The modeling is based on a semi-global modeling in a multilayer plate. Concrete and reinforcement are modelled separately. For each sheet of reinforcements, we consider a layer that behaves only in the longitudinal direction of the reinforcements. So we will have 4 layers for the frames.
On the same mesh, 5 models representing the reinforced concrete plate are defined: 1 model DKT for the concrete and 4 models GRILLE for the reinforcements (2 in the direction \(X\), 2 in the direction \(Y\) for the lower and upper parts).
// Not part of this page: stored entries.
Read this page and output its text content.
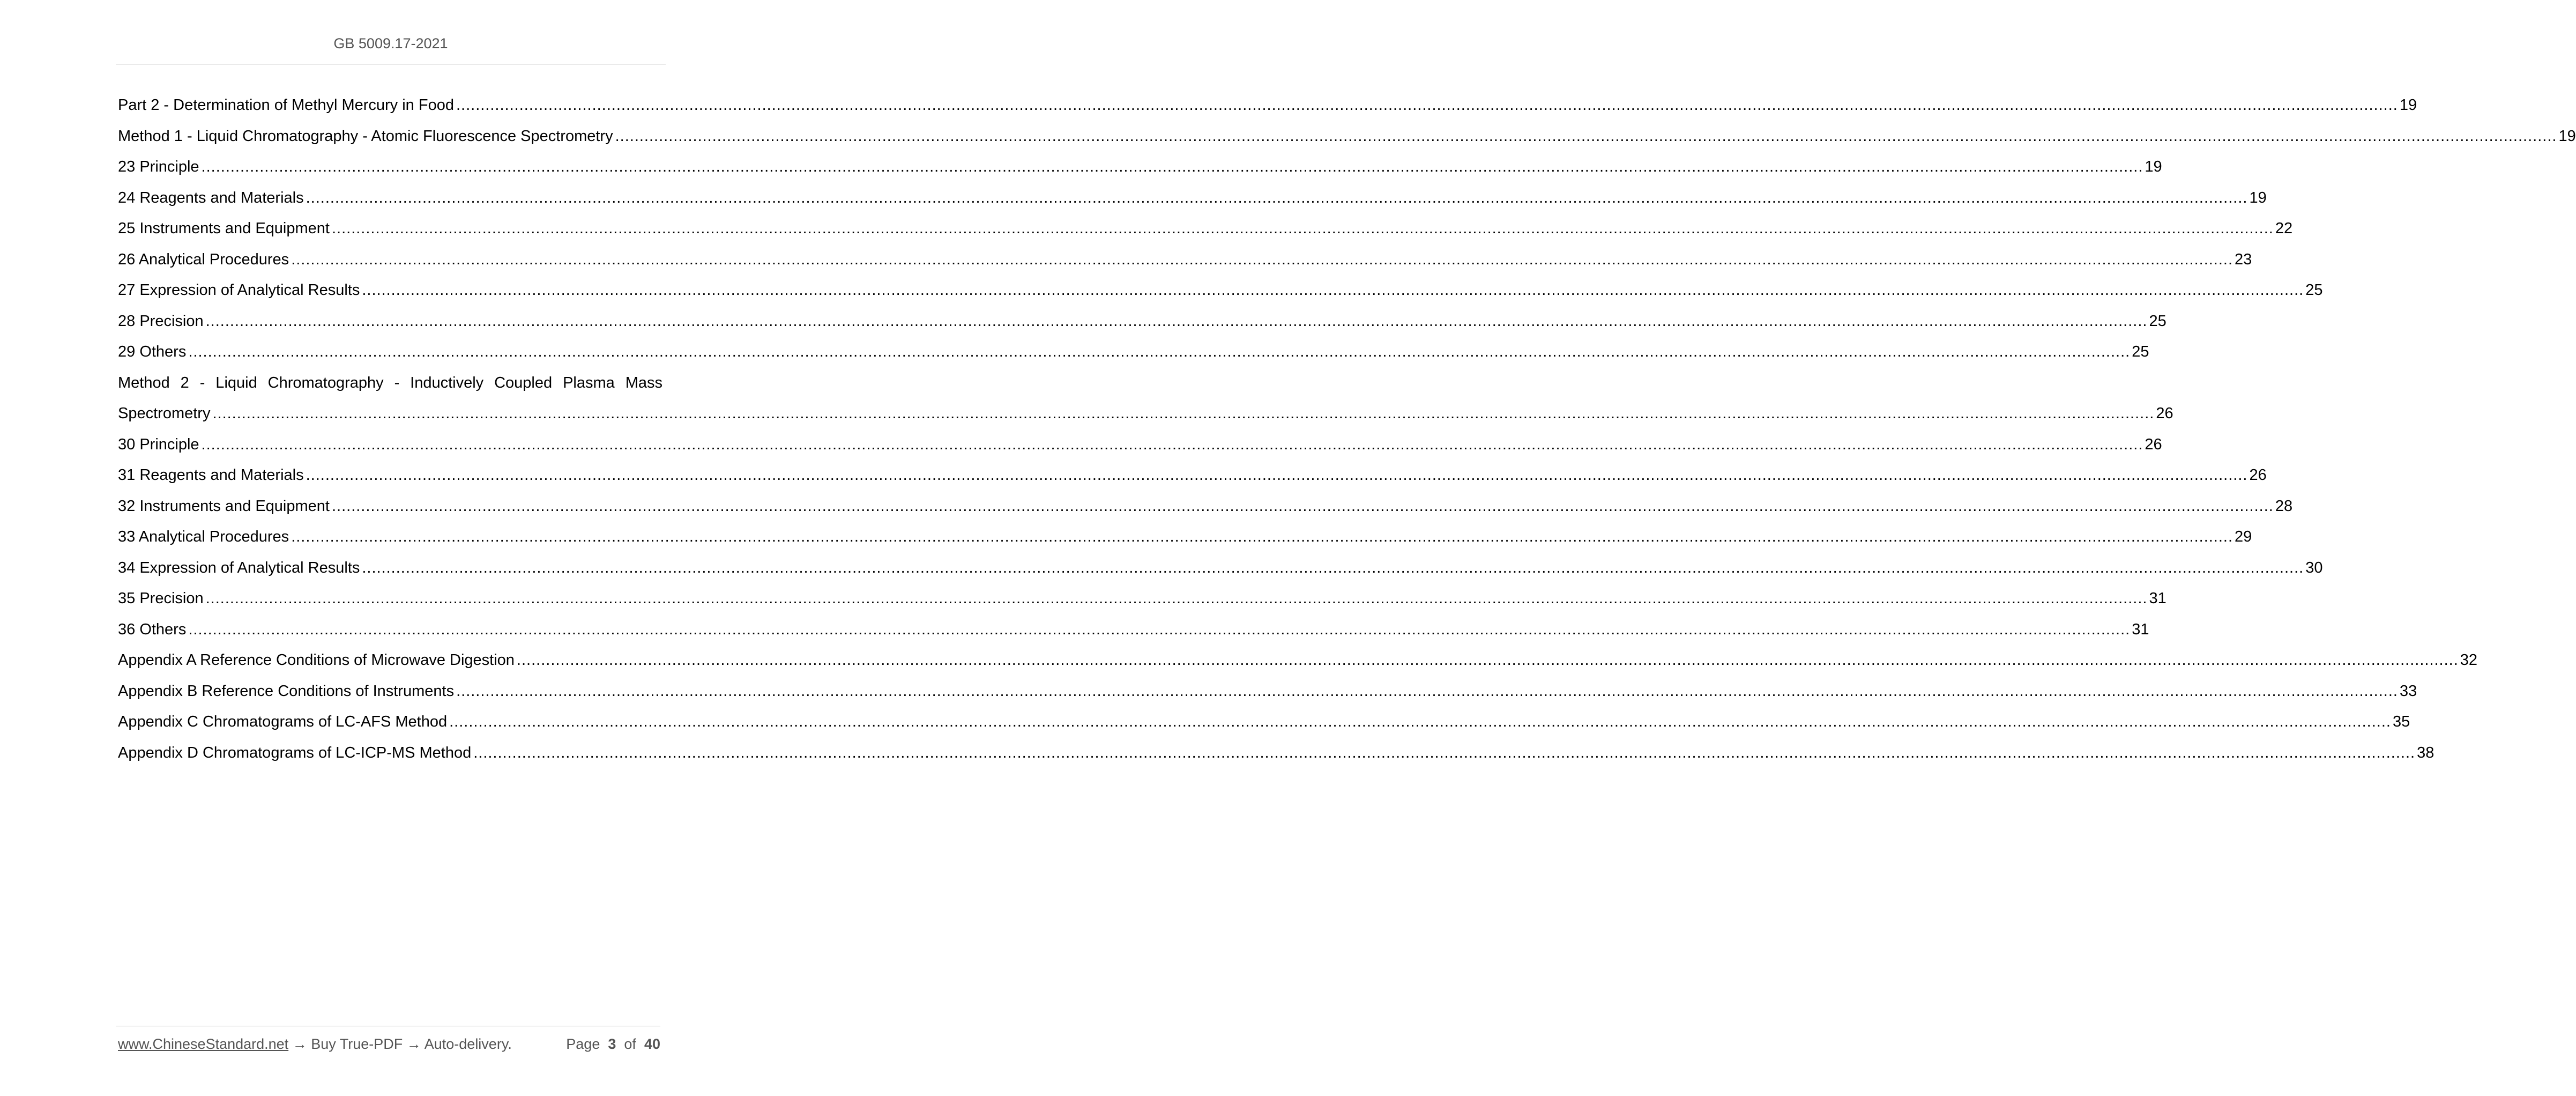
GB 5009.17-2021
Part 2 - Determination of Methyl Mercury in Food ................................................................................................................................................................................................................................................................................................................................................................................................................ 19
Method 1 - Liquid Chromatography - Atomic Fluorescence Spectrometry ................................................................................................................................................................................................................................................................................................................................................................................................................ 19
23 Principle ................................................................................................................................................................................................................................................................................................................................................................................................................ 19
24 Reagents and Materials ................................................................................................................................................................................................................................................................................................................................................................................................................ 19
25 Instruments and Equipment ................................................................................................................................................................................................................................................................................................................................................................................................................ 22
26 Analytical Procedures ................................................................................................................................................................................................................................................................................................................................................................................................................ 23
27 Expression of Analytical Results ................................................................................................................................................................................................................................................................................................................................................................................................................ 25
28 Precision ................................................................................................................................................................................................................................................................................................................................................................................................................ 25
29 Others ................................................................................................................................................................................................................................................................................................................................................................................................................ 25
Method 2 - Liquid Chromatography - Inductively Coupled Plasma Mass
Spectrometry ................................................................................................................................................................................................................................................................................................................................................................................................................ 26
30 Principle ................................................................................................................................................................................................................................................................................................................................................................................................................ 26
31 Reagents and Materials ................................................................................................................................................................................................................................................................................................................................................................................................................ 26
32 Instruments and Equipment ................................................................................................................................................................................................................................................................................................................................................................................................................ 28
33 Analytical Procedures ................................................................................................................................................................................................................................................................................................................................................................................................................ 29
34 Expression of Analytical Results ................................................................................................................................................................................................................................................................................................................................................................................................................ 30
35 Precision ................................................................................................................................................................................................................................................................................................................................................................................................................ 31
36 Others ................................................................................................................................................................................................................................................................................................................................................................................................................ 31
Appendix A Reference Conditions of Microwave Digestion ................................................................................................................................................................................................................................................................................................................................................................................................................ 32
Appendix B Reference Conditions of Instruments ................................................................................................................................................................................................................................................................................................................................................................................................................ 33
Appendix C Chromatograms of LC-AFS Method ................................................................................................................................................................................................................................................................................................................................................................................................................ 35
Appendix D Chromatograms of LC-ICP-MS Method ................................................................................................................................................................................................................................................................................................................................................................................................................ 38
www.ChineseStandard.net → Buy True-PDF → Auto-delivery.	Page 3 of 40
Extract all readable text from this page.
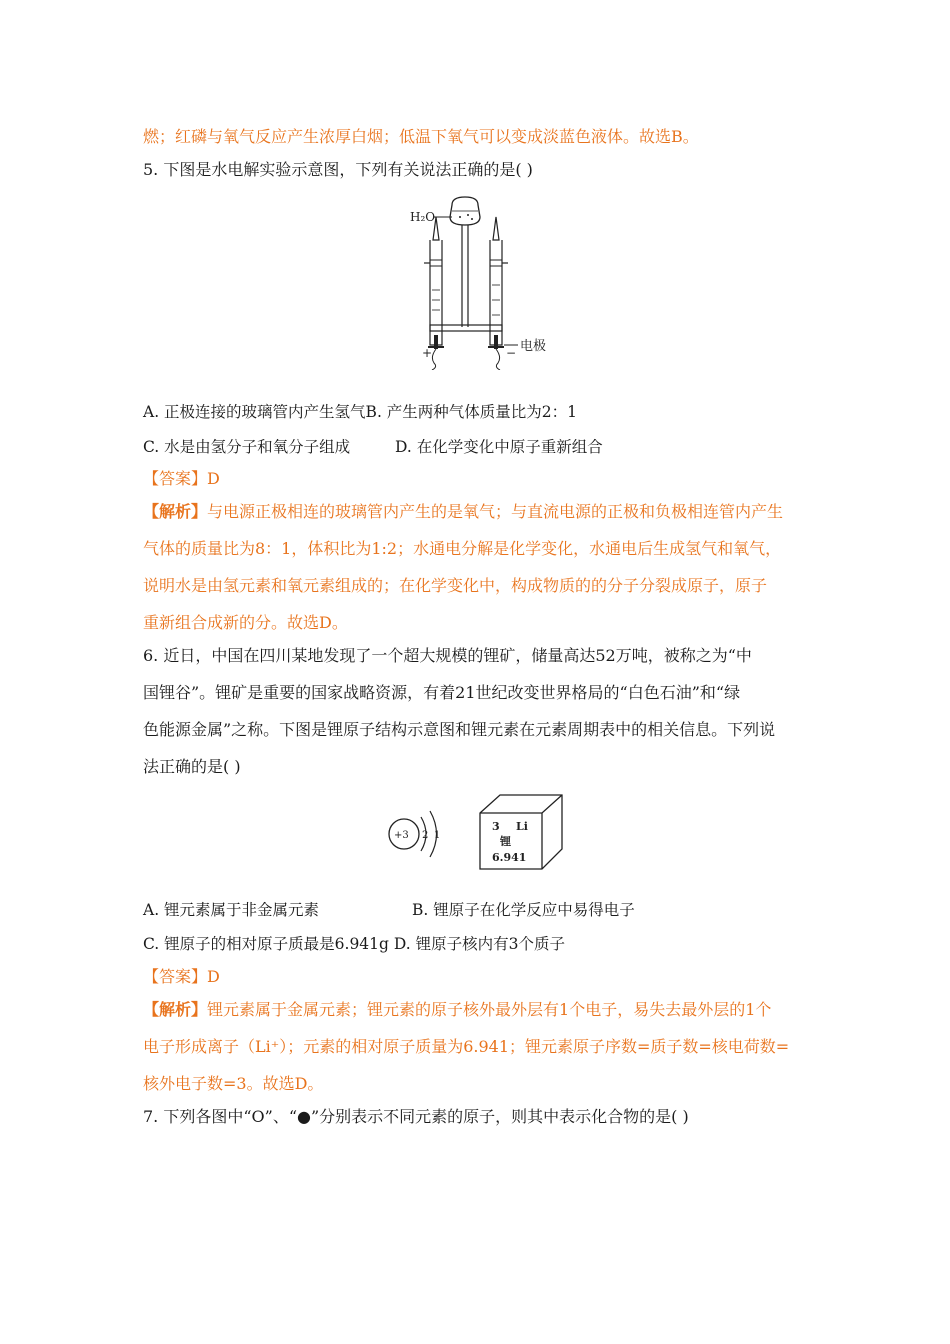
燃；红磷与氧气反应产生浓厚白烟；低温下氧气可以变成淡蓝色液体。故选B。
5. 下图是水电解实验示意图，下列有关说法正确的是( )
H₂O
+	− 电极
A. 正极连接的玻璃管内产生氢气B. 产生两种气体质量比为2：1
C. 水是由氢分子和氧分子组成	D. 在化学变化中原子重新组合
【答案】D
【解析】与电源正极相连的玻璃管内产生的是氧气；与直流电源的正极和负极相连管内产生
气体的质量比为8：1，体积比为1:2；水通电分解是化学变化，水通电后生成氢气和氧气，
说明水是由氢元素和氧元素组成的；在化学变化中，构成物质的的分子分裂成原子，原子
重新组合成新的分。故选D。
6. 近日，中国在四川某地发现了一个超大规模的锂矿，储量高达52万吨，被称之为“中
国锂谷”。锂矿是重要的国家战略资源，有着21世纪改变世界格局的“白色石油”和“绿
色能源金属”之称。下图是锂原子结构示意图和锂元素在元素周期表中的相关信息。下列说
法正确的是( )
+3 2 1
3 Li
锂
6.941
A. 锂元素属于非金属元素	B. 锂原子在化学反应中易得电子
C. 锂原子的相对原子质最是6.941g D. 锂原子核内有3个质子
【答案】D
【解析】锂元素属于金属元素；锂元素的原子核外最外层有1个电子，易失去最外层的1个
电子形成离子（Li⁺）；元素的相对原子质量为6.941；锂元素原子序数=质子数=核电荷数=
核外电子数=3。故选D。
7. 下列各图中“O”、“●”分别表示不同元素的原子，则其中表示化合物的是( )
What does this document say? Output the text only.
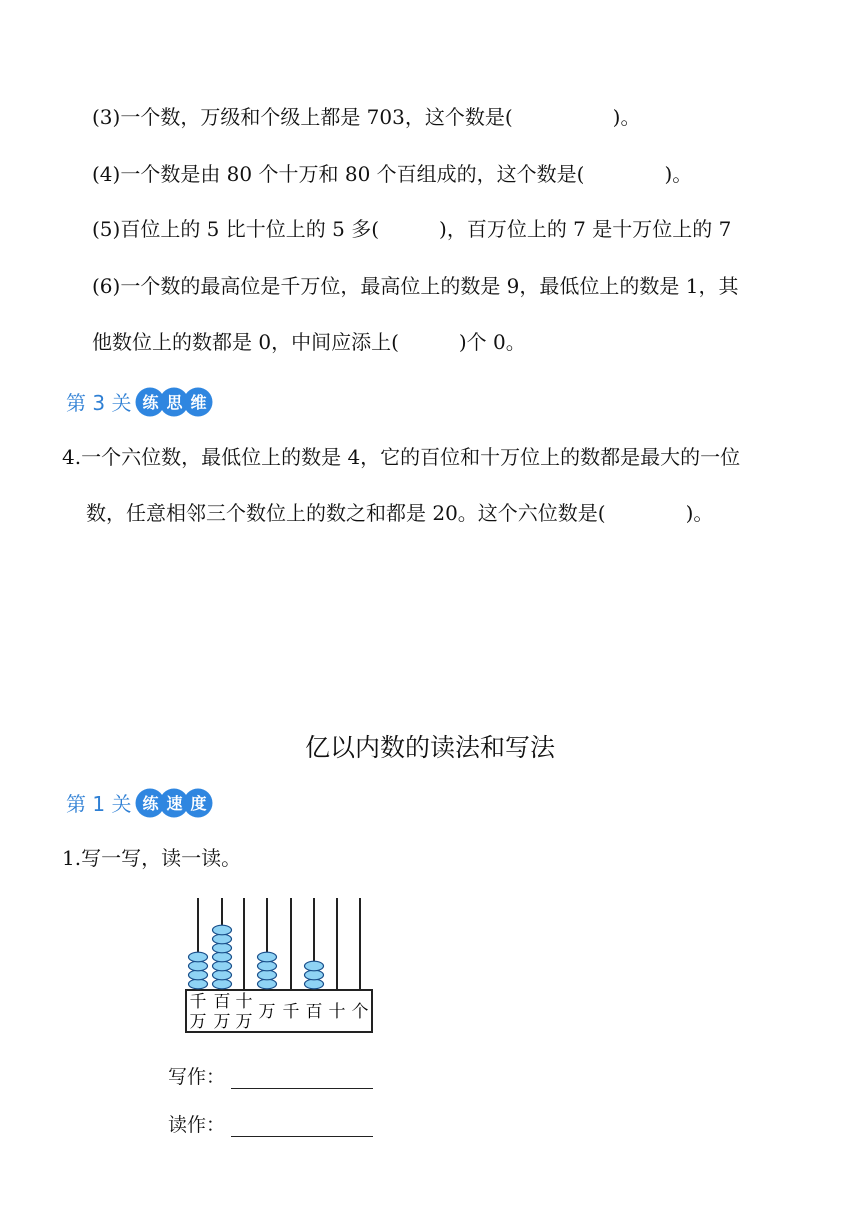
(3)一个数，万级和个级上都是 703，这个数是(　　　　　)。
(4)一个数是由 80 个十万和 80 个百组成的，这个数是(　　　　)。
(5)百位上的 5 比十位上的 5 多(　　　)，百万位上的 7 是十万位上的 7
(6)一个数的最高位是千万位，最高位上的数是 9，最低位上的数是 1，其
他数位上的数都是 0，中间应添上(　　　)个 0。
第 3 关 练 思 维
4.一个六位数，最低位上的数是 4，它的百位和十万位上的数都是最大的一位
数，任意相邻三个数位上的数之和都是 20。这个六位数是(　　　　)。
亿以内数的读法和写法
第 1 关 练 速 度
1.写一写，读一读。
千
万
百
万
十
万 万 千 百 十 个
写作：
读作：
The reinforcement rate for each reinforcement sheet is \(8.0\times {10}^{-4}{m}^{2}/m\).
The position of the reinforcements (lower or upper) is defined by the keyword EXCENTREMENT under the keyword factor GRILLE in the operator AFFE_CARA_ELEM, which is equal to \(\pm 0.04m\) : it is therefore assumed here that the steels in \(X\) and in \(Y\) are in the same position, which constitutes the usual approximation for multilayer models.
1.2. Material properties#
Concrete cracking is modelled by the BETON_REGLE_PR law of behavior, while steel is modelled by the GRILLE_ISOT_LINE law.
Concrete (template BETON_REGLE_PR):
Young’s module: \({E}_{b}=32308.0\mathrm{MPa}\)
Poisson’s ratio: \({\nu }_{b}=0.20\)
Single pull damage threshold \({\sigma }_{y}^{t}\): \(3.4\mathrm{MPa}\)
Softening slope: \({E}_{T}\mathrm{=}\mathrm{-}0.2{E}_{b}\)
Simple compression damage threshold \({\sigma }_{y}^{c}\): \(32.308\mathit{MPa}\)
Deformation at compression threshold \({\varepsilon }_{c}\): \(0.002\)
Exponent of the law of work hardening in compression \(n\): \(2\)
Steel:
Young’s module: \({E}_{a}=200000.0\mathrm{MPa}\)
Linearity limit \({\sigma }_{e}^{\text{acier}}\): \(570.0\mathrm{MPa}\)
Post-elastic slope \({E}_{\text{écrouis}}^{\text{acier}}\): \(\text{}=0.0015{E}_{a}=300\mathrm{MPa}\).
1.3. Boundary conditions and loads#
Different models*A to H* are considered for different types of characteristic loads and different plate behaviors. In all cases, the loads are movements (or rotations) imposed on the edges of the plate, differently for each model.
The models considered are:
modeling A (§ 3 ): traction - compression - pure traction;
modeling B (§ 4 ): pure alternating bending;
C modeling (§ 5 ): coupling of traction - compression and flexure;
D modeling (§ 6 ): pure shear and in-plane distortion;
E modeling (§ 7 ): traction — pure compression, high stresses;
F modeling (§ 8 ): pure alternating flexure, high stresses;
G modeling (§ 9 ): traction/compression and flexure coupling, high stresses;
H modeling (§ 10 ): thermal loading.
1.4. Initial conditions#
Initially, the movements and the constraints are identically zero.